Debito globale a 353 trilioni: perché i mercati «ballano» sull’abisso
di Maximilian Cellino
by Nino Amadore
Growing in numbers, retreating in quality. Tourism in Sicily continues to move along an ambiguous line: on the one hand the steady flow, on the other a progressive weakening of the ability to generate value. This is the picture that emerges from the Prometeia study presented in Palermo during the Forum of Economies organised by UniCredit in collaboration with Federalberghi Sicilia.
This is a sector that, numbers in hand, already has a significant weight: 4.2% of the Sicilian economy and 4.8% of the national tourism industry, thanks to a system that involves transport, trade, agribusiness, and cultural and naturalistic offerings. The meeting, opened by Salvatore Malandrino, Regional Manager Sicily of UniCredit, and Nico Torrisi, President of Federalberghi Sicilia, saw the presentation of the study by Andrea Dossena, associate partner of Prometeia, followed by a round table with operators and scholars in the sector.
In 2025, presences exceeded 22.6 million, while arrivals stood at 7.35 million (+0.3%) . Only apparent stability. What has changed is the composition: tourism is growing exclusively thanks to foreigners. Italian presences fell below 10 million (-6.3%), while foreign ones rose to almost 13 million (+5.5%). As Prometeia pointed out in the study presented by Dossena, these are 'important changes in the composition and typology of tourists', phenomena 'to be interpreted in order to guarantee the Sicilian economy an important development contribution'.
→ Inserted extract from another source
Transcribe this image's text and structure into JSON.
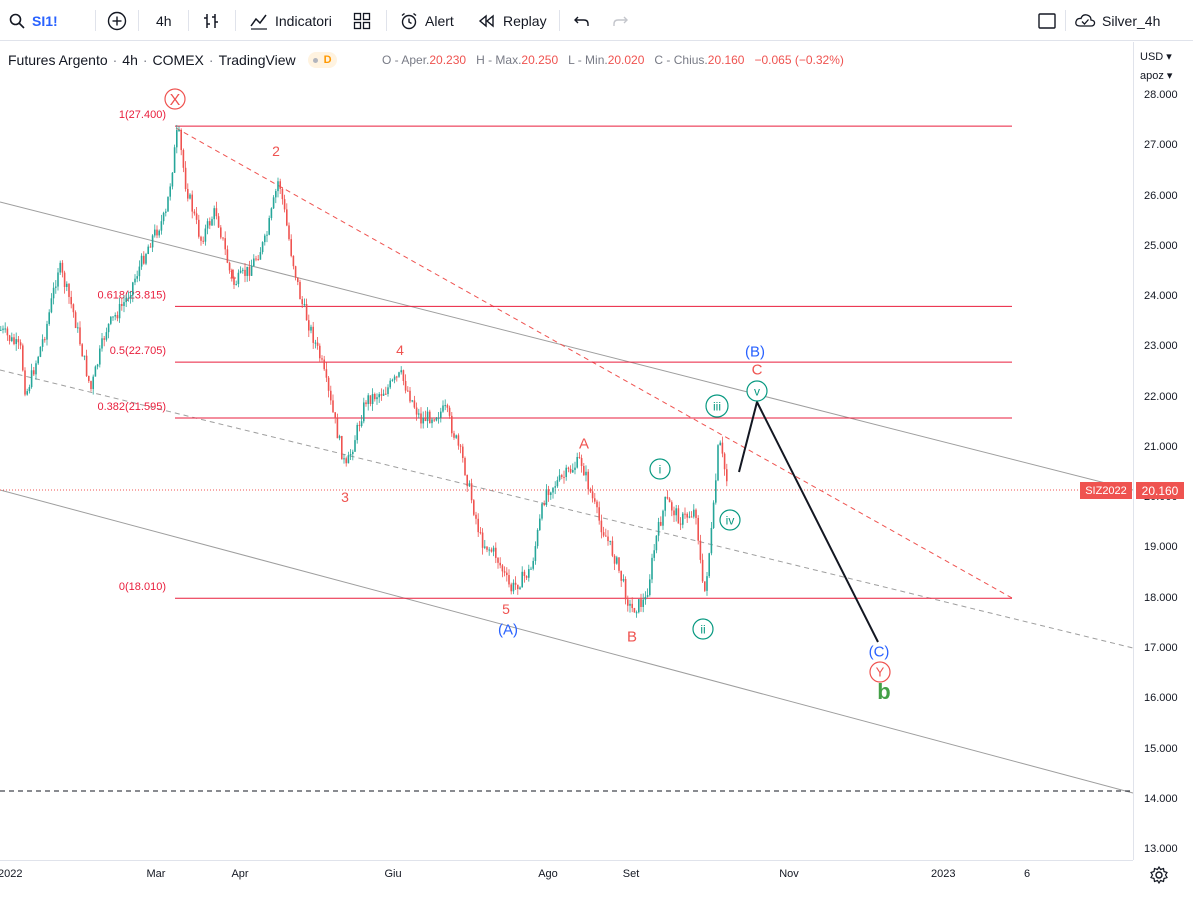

The crux, however, is not the growth of international flows, but the value they generate. Sicily intercepts about 2.6 billion euro in foreign tourist spending, but lags behind national standards. The average expenditure per overnight stay stops at 96 euro, against the Italian average of 141 euro . The length of stay also remains lower: 3.1 nights, against the national average of 3.4 . What weighs most heavily is the drop in domestic demand, linked to the reduction in purchasing power. The same report recalls how Italia is among the Mediterranean countries with the highest share of the population that renounces travelling for economic reasons .
Difficulties also emerge in transport. In 2025, Sicilian airports reached 23 million passengers (+0.6%), but with growth lower than the national average and the competitor regions. In detail, Italian passengers are down (-1.7%), while foreigners are growing (+5.1%), but less than in Puglia and Sardinia, where the increase exceeds 13%. The result is a loss of relative speed in tourist flows.